Picture this. You’ve spent months planning and building your website with a development team, from wireframes and sitemaps to learning your fair dose of techie speak and daily meetings. Your digital marketing strategy is written and includes customer personas so detailed that they might get up and walk straight out of the document. The design is shit hot and you can’t believe how far you’ve come from your “traditional” colour pallette and 20-year-old logo and fonts. You’re primed, ready and on the edge of your boardroom seats as the site is put live. Then you see the bounce rate…
You’ve most likely fallen into the trap that so many businesses do. All your time has been spent thinking about how to get people to see your shiny new site, your amazing products and your exclusive launch deals. Very little, if any, time has been spent thinking about what your customers want to see.
This is where Content Hierarchy comes in.
Very simply, content hierarchy is: the order of content on marketing collateral. Essentially you should put the most important information for your customers at the top and the least important at the bottom.
A slightly different “3 second rule”
One of the biggest reasons content hierarchy is so important is that you only have 3 seconds to grab your audiences’ attention before they move on. We’re all fickle, have millions of resources at our fingertips and expect to be given what we want when we want it, not to have to work hard for it.
To put it into context – think about your ‘turn offs’ online. What makes you leave a site immediately or stop mid-transaction no matter how invested you were? Mine are: seeing something I really want on Instagram and being asked to leave the channel to buy it; paywalls on publications’ websites (sorry!) and no subtitles on videos in my social media feeds.
Know what your audiences want
It is vital to align your goals to your customers’ goals. You need to know what your audiences want to see and do. What you think is most important might be secondary to their needs.
Gone is the era of the About Us page. Pop ear defenders on your egos for a second. *Whispers* Your brand story may be important to your recruitment objectives or to your board of directors but does it really matter to the customer? I’m not saying you should delete all information about your business from your website, and for some companies this is a huge part of their appeal to their customer base, but I would suggest re-assessing whether it should be the primary message.

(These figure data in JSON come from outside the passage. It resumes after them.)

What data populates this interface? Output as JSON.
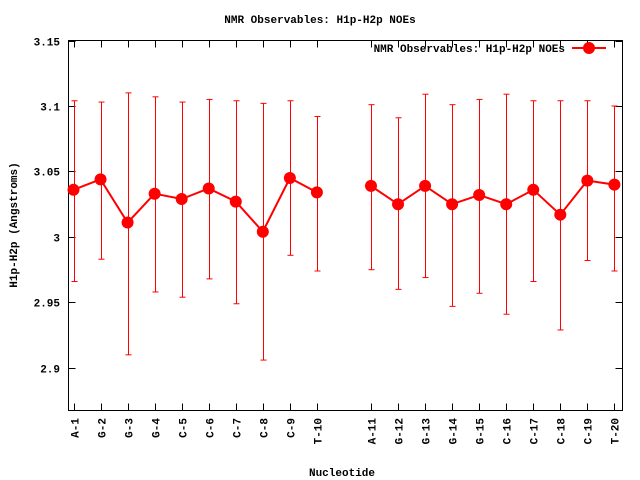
{
  "chart_data": {
    "type": "line",
    "title": "NMR Observables: H1p-H2p NOEs",
    "xlabel": "Nucleotide",
    "ylabel": "H1p-H2p (Angstroms)",
    "ylim": [
      2.8675,
      3.15
    ],
    "yticks": [
      2.9,
      2.95,
      3,
      3.05,
      3.1,
      3.15
    ],
    "ytick_labels": [
      "2.9",
      "2.95",
      "3",
      "3.05",
      "3.1",
      "3.15"
    ],
    "xlim": [
      0.815,
      21.3
    ],
    "grid": false,
    "legend": {
      "label": "NMR Observables: H1p-H2p NOEs",
      "placement": "top-right"
    },
    "series": [
      {
        "name": "NMR Observables: H1p-H2p NOEs",
        "color": "#ff0000",
        "points": [
          {
            "label": "A-1",
            "x": 1,
            "y": 3.036,
            "ylow": 2.966,
            "yhigh": 3.104
          },
          {
            "label": "G-2",
            "x": 2,
            "y": 3.044,
            "ylow": 2.983,
            "yhigh": 3.103
          },
          {
            "label": "G-3",
            "x": 3,
            "y": 3.011,
            "ylow": 2.91,
            "yhigh": 3.11
          },
          {
            "label": "G-4",
            "x": 4,
            "y": 3.033,
            "ylow": 2.958,
            "yhigh": 3.107
          },
          {
            "label": "C-5",
            "x": 5,
            "y": 3.029,
            "ylow": 2.954,
            "yhigh": 3.103
          },
          {
            "label": "C-6",
            "x": 6,
            "y": 3.037,
            "ylow": 2.968,
            "yhigh": 3.105
          },
          {
            "label": "C-7",
            "x": 7,
            "y": 3.027,
            "ylow": 2.949,
            "yhigh": 3.104
          },
          {
            "label": "C-8",
            "x": 8,
            "y": 3.004,
            "ylow": 2.906,
            "yhigh": 3.102
          },
          {
            "label": "C-9",
            "x": 9,
            "y": 3.045,
            "ylow": 2.986,
            "yhigh": 3.104
          },
          {
            "label": "T-10",
            "x": 10,
            "y": 3.034,
            "ylow": 2.974,
            "yhigh": 3.092
          },
          {
            "label": "A-11",
            "x": 12,
            "y": 3.039,
            "ylow": 2.975,
            "yhigh": 3.101
          },
          {
            "label": "G-12",
            "x": 13,
            "y": 3.025,
            "ylow": 2.96,
            "yhigh": 3.091
          },
          {
            "label": "G-13",
            "x": 14,
            "y": 3.039,
            "ylow": 2.969,
            "yhigh": 3.109
          },
          {
            "label": "G-14",
            "x": 15,
            "y": 3.025,
            "ylow": 2.947,
            "yhigh": 3.101
          },
          {
            "label": "G-15",
            "x": 16,
            "y": 3.032,
            "ylow": 2.957,
            "yhigh": 3.105
          },
          {
            "label": "C-16",
            "x": 17,
            "y": 3.025,
            "ylow": 2.941,
            "yhigh": 3.109
          },
          {
            "label": "C-17",
            "x": 18,
            "y": 3.036,
            "ylow": 2.966,
            "yhigh": 3.104
          },
          {
            "label": "C-18",
            "x": 19,
            "y": 3.017,
            "ylow": 2.929,
            "yhigh": 3.104
          },
          {
            "label": "C-19",
            "x": 20,
            "y": 3.043,
            "ylow": 2.982,
            "yhigh": 3.104
          },
          {
            "label": "T-20",
            "x": 21,
            "y": 3.04,
            "ylow": 2.974,
            "yhigh": 3.1
          }
        ]
      }
    ]
  }
}
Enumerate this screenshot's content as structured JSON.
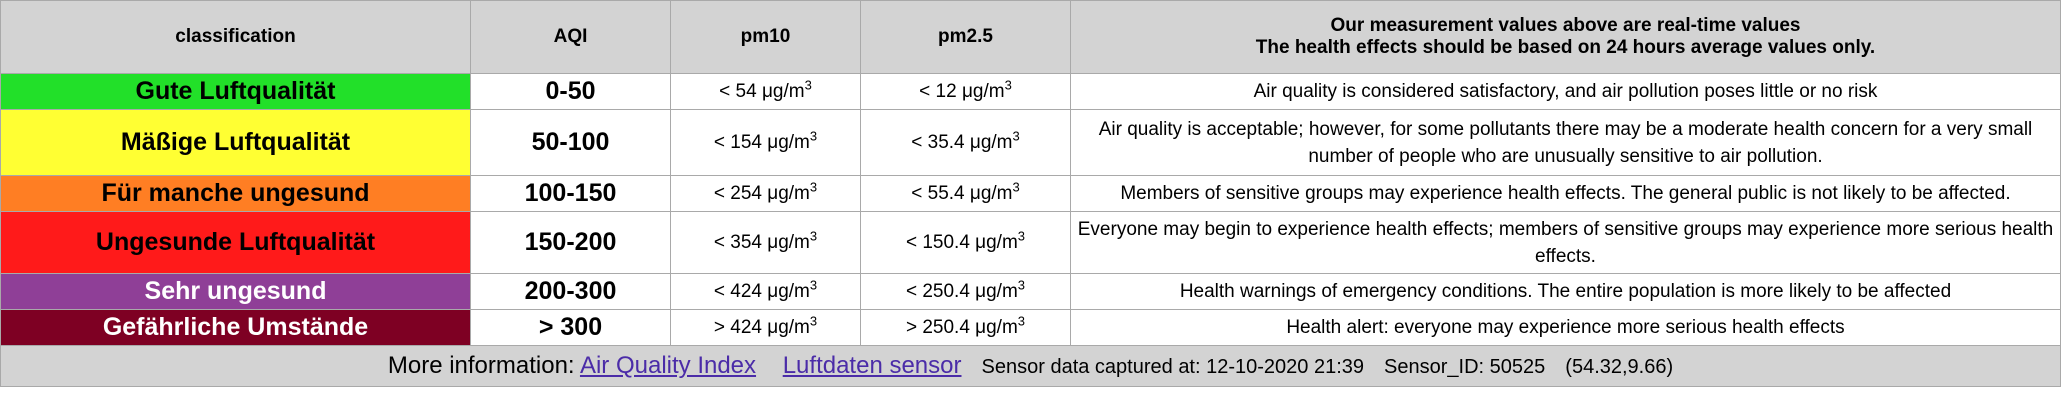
{
  "header": {
    "classification": "classification",
    "aqi": "AQI",
    "pm10": "pm10",
    "pm25": "pm2.5",
    "note_line1": "Our measurement values above are real-time values",
    "note_line2": "The health effects should be based on 24 hours average values only."
  },
  "unit": "μg/m",
  "unit_sup": "3",
  "rows": [
    {
      "classification": "Gute Luftqualität",
      "aqi": "0-50",
      "pm10": "< 54",
      "pm25": "< 12",
      "effect": "Air quality is considered satisfactory, and air pollution poses little or no risk",
      "color": "#22e029",
      "text_color": "#000000"
    },
    {
      "classification": "Mäßige Luftqualität",
      "aqi": "50-100",
      "pm10": "< 154",
      "pm25": "< 35.4",
      "effect": "Air quality is acceptable; however, for some pollutants there may be a moderate health concern for a very small number of people who are unusually sensitive to air pollution.",
      "color": "#ffff33",
      "text_color": "#000000"
    },
    {
      "classification": "Für manche ungesund",
      "aqi": "100-150",
      "pm10": "< 254",
      "pm25": "< 55.4",
      "effect": "Members of sensitive groups may experience health effects. The general public is not likely to be affected.",
      "color": "#ff7e23",
      "text_color": "#000000"
    },
    {
      "classification": "Ungesunde Luftqualität",
      "aqi": "150-200",
      "pm10": "< 354",
      "pm25": "< 150.4",
      "effect": "Everyone may begin to experience health effects; members of sensitive groups may experience more serious health effects.",
      "color": "#ff1a1a",
      "text_color": "#000000"
    },
    {
      "classification": "Sehr ungesund",
      "aqi": "200-300",
      "pm10": "< 424",
      "pm25": "< 250.4",
      "effect": "Health warnings of emergency conditions. The entire population is more likely to be affected",
      "color": "#8f3f97",
      "text_color": "#ffffff"
    },
    {
      "classification": "Gefährliche Umstände",
      "aqi": "> 300",
      "pm10": "> 424",
      "pm25": "> 250.4",
      "effect": "Health alert: everyone may experience more serious health effects",
      "color": "#7e0023",
      "text_color": "#ffffff"
    }
  ],
  "footer": {
    "label": "More information:",
    "link_aqi": "Air Quality Index",
    "link_sensor": "Luftdaten sensor",
    "captured": "Sensor data captured at: 12-10-2020 21:39",
    "sensor_id": "Sensor_ID: 50525",
    "coords": "(54.32,9.66)"
  }
}
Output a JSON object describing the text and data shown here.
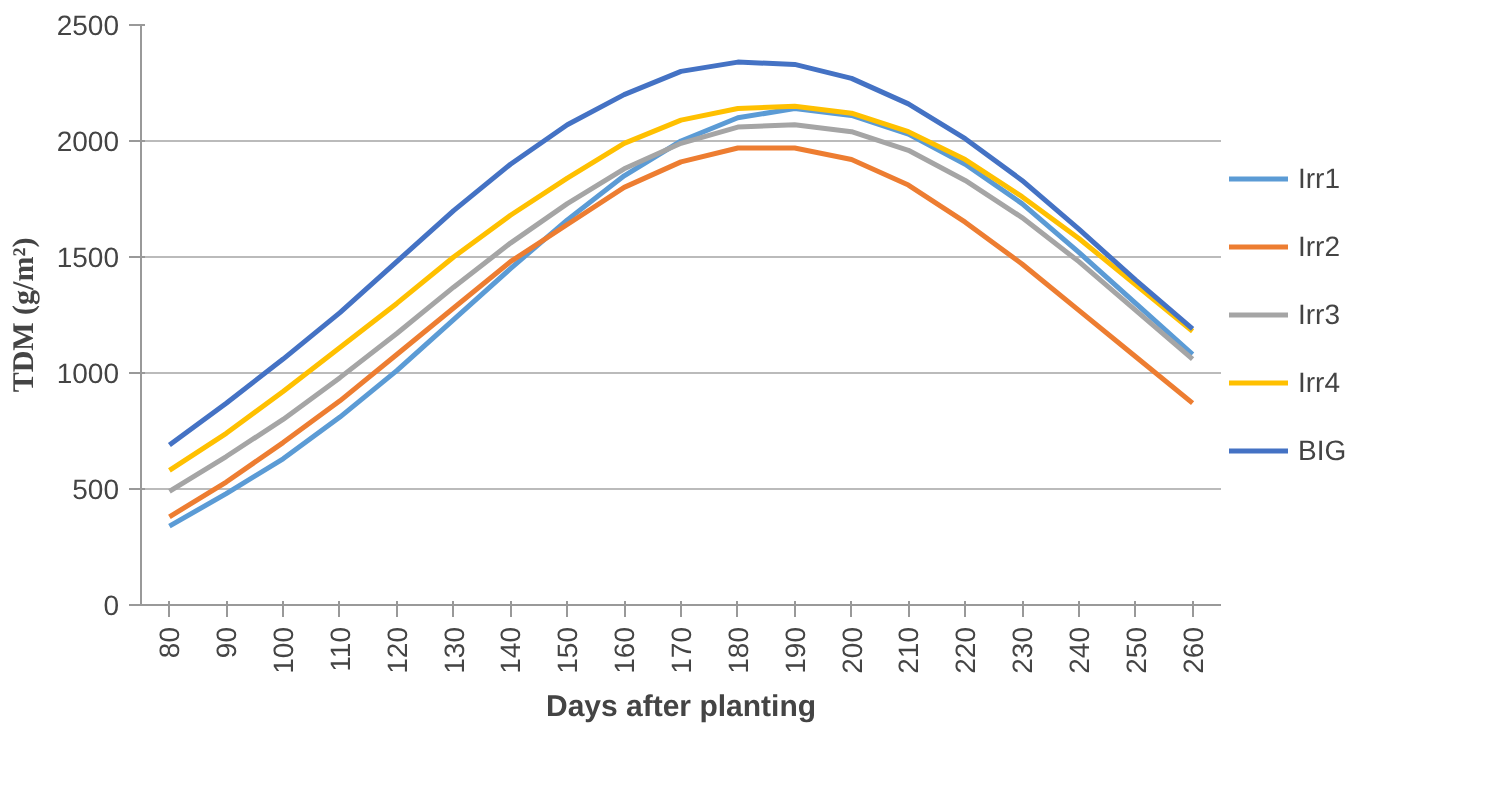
{
  "chart_data": {
    "type": "line",
    "xlabel": "Days after planting",
    "ylabel": "TDM (g/m²)",
    "categories": [
      "80",
      "90",
      "100",
      "110",
      "120",
      "130",
      "140",
      "150",
      "160",
      "170",
      "180",
      "190",
      "200",
      "210",
      "220",
      "230",
      "240",
      "250",
      "260"
    ],
    "ylim": [
      0,
      2500
    ],
    "yticks": [
      0,
      500,
      1000,
      1500,
      2000,
      2500
    ],
    "grid": "y",
    "legend": "right",
    "marker": "none",
    "line_style": "solid",
    "series": [
      {
        "name": "Irr1",
        "color": "#5b9bd5",
        "values": [
          340,
          480,
          630,
          810,
          1010,
          1230,
          1450,
          1660,
          1850,
          2000,
          2100,
          2140,
          2110,
          2030,
          1900,
          1730,
          1520,
          1300,
          1080
        ]
      },
      {
        "name": "Irr2",
        "color": "#ed7d31",
        "values": [
          380,
          530,
          700,
          880,
          1080,
          1280,
          1480,
          1640,
          1800,
          1910,
          1970,
          1970,
          1920,
          1810,
          1650,
          1470,
          1270,
          1070,
          870
        ]
      },
      {
        "name": "Irr3",
        "color": "#a5a5a5",
        "values": [
          490,
          640,
          800,
          980,
          1170,
          1370,
          1560,
          1730,
          1880,
          1990,
          2060,
          2070,
          2040,
          1960,
          1830,
          1670,
          1480,
          1270,
          1060
        ]
      },
      {
        "name": "Irr4",
        "color": "#ffc000",
        "values": [
          580,
          740,
          920,
          1110,
          1300,
          1500,
          1680,
          1840,
          1990,
          2090,
          2140,
          2150,
          2120,
          2040,
          1920,
          1760,
          1580,
          1380,
          1180
        ]
      },
      {
        "name": "BIG",
        "color": "#4472c4",
        "values": [
          690,
          870,
          1060,
          1260,
          1480,
          1700,
          1900,
          2070,
          2200,
          2300,
          2340,
          2330,
          2270,
          2160,
          2010,
          1830,
          1620,
          1400,
          1190
        ]
      }
    ]
  }
}
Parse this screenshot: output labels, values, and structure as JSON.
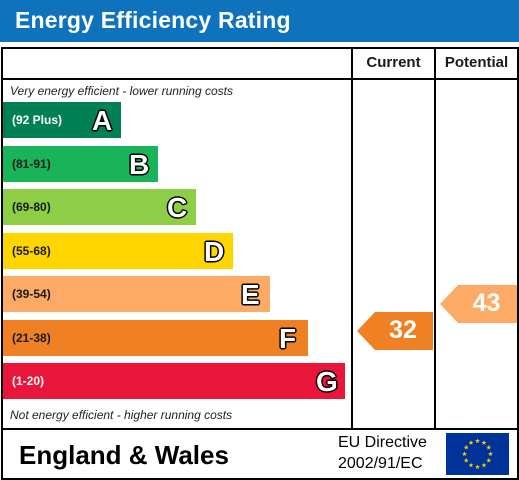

A great example of somewhere really understanding their audience’s needs is Eureka! on their homepage. They’re an interactive children’s museum with a focus on learning through play.
What they’ve got so right here is clearly showing the three key things any customer wants to know – when they’re open, where they are and how to get there and how to buy tickets. The tickets tab is already open and you can buy them directly from the home page without navigating anywhere else. The calls to action sit under a compelling image that gives you a flavour of what to expect at the museum and a bold brand message too in the four words: “Explore. Discover. Play. Learn.” Their approach and ethos is really important to parents and teachers and is a major selling point and deciding factor to them visiting Eureka!. They have married brand messaging and key customer actions together beautifully. You don’t have to look far to see more stylish work in this area with their big “Buy tickets” button in the top navigation being designed to complement the colour scheme and even their cookies notice blends in seamlessly too.
It does take courage to think about your content in this way. It can seem daunting to make changes to pages that have taken teams hours to plan and optimise. As long as you can base your decision on facts (see the section below about research) and you can show how the changes support your company’s goals, you can be bold and brave. You will be glad you were when you see the results.
As easy as ABC?
It is vital that you substantiate what you think your customers want with data. ABC = Analytics Before Content.
Research helps you understand what your audience wants and will help you set meaningful goals. Keyword research will give you vital insights into what your customers (current and prospective) are searching for. You should use this to inform all your online content to not only get people to your site but to show Google your content is relevant, thus boosting your ranking. Look at how people currently use your website – which pages work well, which don’t? Analyse the performance of content on social media and in print advertising. Carry out customer focus groups and actually ask them what they want.
Monitoring and measuring should be continuous to optimise the performance of your content. Always look at how specific pieces of content are performing, test along the way and don’t be afraid to make changes.
Don’t leave it as an afterthought
Content is often left as the last thing on a project to do list. Flip that focus. Thinking back to the inverted pyramid image at the start of this blog showing how to structure your content by level of importance – move content hierarchy into the “highly important” segment of any project.